Employment is now strongly regulated. Employers need to provide detailed statements of “Written particulars of employment” otherwise known as “Contracts of Employment”.
While it may seem onerous to provide these, there are immense benefits if it ever comes to a dispute. Even more so if there is an Employment Tribunal claim. Furthermore, employees should have (from April 2020) written details on the day they start work.
Include the following in writing:
- names of employer and employee (and for practical purposes their addresses)
- date when employment began
- date when continuous employment began (which can be different if the employee transferred from another employer)
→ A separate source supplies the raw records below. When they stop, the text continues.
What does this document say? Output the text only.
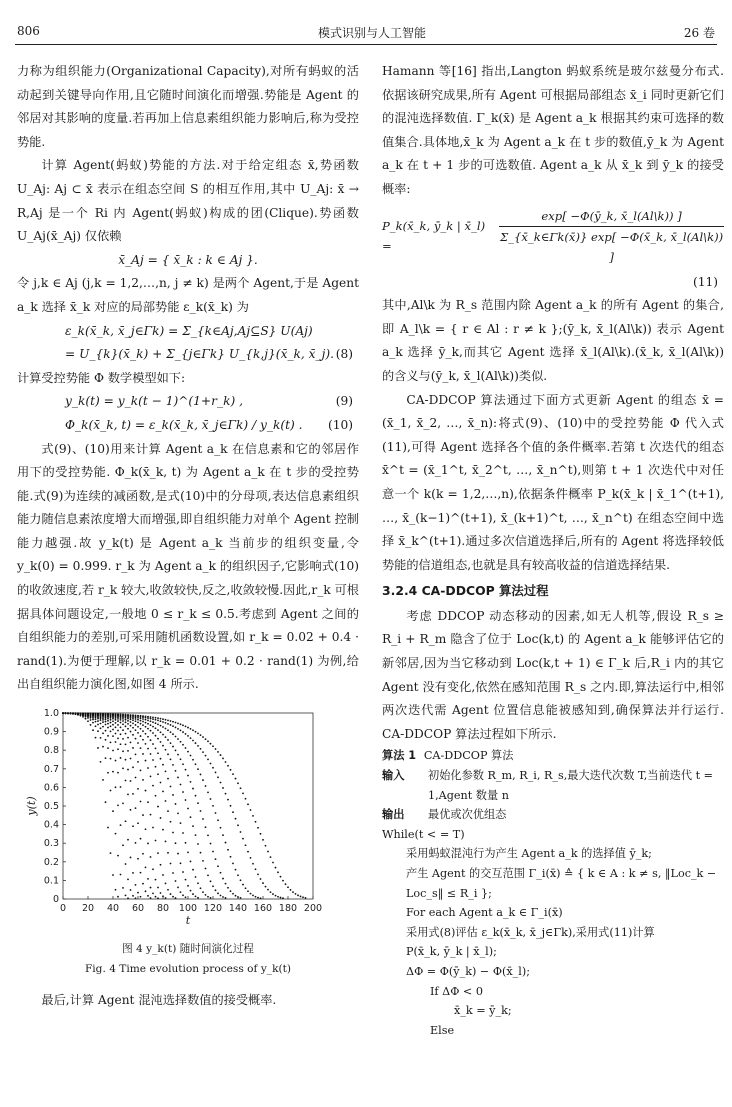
806	模式识别与人工智能	26 卷

力称为组织能力(Organizational Capacity),对所有蚂蚁的活动起到关键导向作用,且它随时间演化而增强.势能是 Agent 的邻居对其影响的度量.若再加上信息素组织能力影响后,称为受控势能.

计算 Agent(蚂蚁)势能的方法.对于给定组态 x̄,势函数 U_Aj: Aj ⊂ x̄ 表示在组态空间 S 的相互作用,其中 U_Aj: x̄ → R,Aj 是一个 Ri 内 Agent(蚂蚁)构成的团(Clique).势函数 U_Aj(x̄_Aj) 仅依赖

x̄_Aj = { x̄_k : k ∈ Aj }.

令 j,k ∈ Aj (j,k = 1,2,…,n, j ≠ k) 是两个 Agent,于是 Agent a_k 选择 x̄_k 对应的局部势能 ε_k(x̄_k) 为

ε_k(x̄_k, x̄_j∈Γk) = Σ_{k∈Aj,Aj⊆S} U(Aj)
= U_{k}(x̄_k) + Σ_{j∈Γk} U_{k,j}(x̄_k, x̄_j). (8)

计算受控势能 Φ 数学模型如下:

y_k(t) = y_k(t − 1)^(1+r_k) ,	(9)
Φ_k(x̄_k, t) = ε_k(x̄_k, x̄_j∈Γk) / y_k(t) . (10)

式(9)、(10)用来计算 Agent a_k 在信息素和它的邻居作用下的受控势能. Φ_k(x̄_k, t) 为 Agent a_k 在 t 步的受控势能.式(9)为连续的减函数,是式(10)中的分母项,表达信息素组织能力随信息素浓度增大而增强,即自组织能力对单个 Agent 控制能力越强.故 y_k(t) 是 Agent a_k 当前步的组织变量,令 y_k(0) = 0.999. r_k 为 Agent a_k 的组织因子,它影响式(10)的收敛速度,若 r_k 较大,收敛较快,反之,收敛较慢.因此,r_k 可根据具体问题设定,一般地 0 ≤ r_k ≤ 0.5.考虑到 Agent 之间的自组织能力的差别,可采用随机函数设置,如 r_k = 0.02 + 0.4 · rand(1).为便于理解,以 r_k = 0.01 + 0.2 · rand(1) 为例,给出自组织能力演化图,如图 4 所示.

0 20 40 60 80 100 120 140 160 180 200
0
0.1
0.2
0.3
0.4
0.5
0.6
0.7
0.8
0.9
1.0
t
y(t)
图 4 y_k(t) 随时间演化过程
Fig. 4 Time evolution process of y_k(t)

最后,计算 Agent 混沌选择数值的接受概率.

Hamann 等[16] 指出,Langton 蚂蚁系统是玻尔兹曼分布式.依据该研究成果,所有 Agent 可根据局部组态 x̄_i 同时更新它们的混沌选择数值. Γ_k(x̄) 是 Agent a_k 根据其约束可选择的数值集合.具体地,x̄_k 为 Agent a_k 在 t 步的数值,ȳ_k 为 Agent a_k 在 t + 1 步的可选数值. Agent a_k 从 x̄_k 到 ȳ_k 的接受概率:

P_k(x̄_k, ȳ_k | x̄_l) =	$\frac{\exp[ -\Phi(ȳ\_k, x̄\_l(Al\backslash k)) ]}{\Sigma\_\{x̄\_k\in\Gamma k(x̄)\} \exp[ -\Phi(x̄\_k, x̄\_l(Al\backslash k)) ]}$
(11)

其中,Al\k 为 R_s 范围内除 Agent a_k 的所有 Agent 的集合,即 A_l\k = { r ∈ Al : r ≠ k };(ȳ_k, x̄_l(Al\k)) 表示 Agent a_k 选择 ȳ_k,而其它 Agent 选择 x̄_l(Al\k).(x̄_k, x̄_l(Al\k)) 的含义与(ȳ_k, x̄_l(Al\k))类似.

CA-DDCOP 算法通过下面方式更新 Agent 的组态 x̄ = (x̄_1, x̄_2, …, x̄_n):将式(9)、(10)中的受控势能 Φ 代入式(11),可得 Agent 选择各个值的条件概率.若第 t 次迭代的组态 x̄^t = (x̄_1^t, x̄_2^t, …, x̄_n^t),则第 t + 1 次迭代中对任意一个 k(k = 1,2,…,n),依据条件概率 P_k(x̄_k | x̄_1^(t+1), …, x̄_(k−1)^(t+1), x̄_(k+1)^t, …, x̄_n^t) 在组态空间中选择 x̄_k^(t+1).通过多次信道选择后,所有的 Agent 将选择较低势能的信道组态,也就是具有较高收益的信道选择结果.

3.2.4 CA-DDCOP 算法过程

考虑 DDCOP 动态移动的因素,如无人机等,假设 R_s ≥ R_i + R_m 隐含了位于 Loc(k,t) 的 Agent a_k 能够评估它的新邻居,因为当它移动到 Loc(k,t + 1) ∈ Γ_k 后,R_i 内的其它 Agent 没有变化,依然在感知范围 R_s 之内.即,算法运行中,相邻两次迭代需 Agent 位置信息能被感知到,确保算法并行运行. CA-DDCOP 算法过程如下所示.

算法 1 CA-DDCOP 算法
输入	初始化参数 R_m, R_i, R_s,最大迭代次数 T,当前迭代 t = 1,Agent 数量 n
输出	最优或次优组态
While(t < = T)
采用蚂蚁混沌行为产生 Agent a_k 的选择值 ȳ_k;
产生 Agent 的交互范围 Γ_i(x̄) ≙ { k ∈ A : k ≠ s, ‖Loc_k − Loc_s‖ ≤ R_i };
For each Agent a_k ∈ Γ_i(x̄)
采用式(8)评估 ε_k(x̄_k, x̄_j∈Γk),采用式(11)计算
P(x̄_k, ȳ_k | x̄_l);
ΔΦ = Φ(ȳ_k) − Φ(x̄_l);
If ΔΦ < 0
x̄_k = ȳ_k;
Else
- where the employment is temporary, how long it is likely to last, or the termination date for a fixed-term contract
- probationary period, if applicable.
- scale or rate of remuneration or method of calculation
- intervals at which remuneration is paid
- any training provided
- detail of other benefits provided (from April 2020)
- terms and conditions relating to hours of work (from April 2020 some specific details are required)
- holidays (including accruing holiday pay)
- any other paid leave (from April 2020)
- job title
- place of work.
- terms relating to injury, sickness and sick pay
- pensions and pension schemes
- period of notice each party must give to terminate the contract
- collective agreements which directly affect terms and conditions
- disciplinary rules and steps in the disciplinary and grievance procedures, specifying the people with whom, and how, an employee can raise a grievance or appeal if dissatisfied with a disciplinary decision.
- certain additional details are also required for employees sent to work outside the UK for more than one month.
It is wise for employers to also include other optional details (to their benefit), such as Garden Leave, Confidentiality, restraint on work for others, or damages for leaving without notice, etc.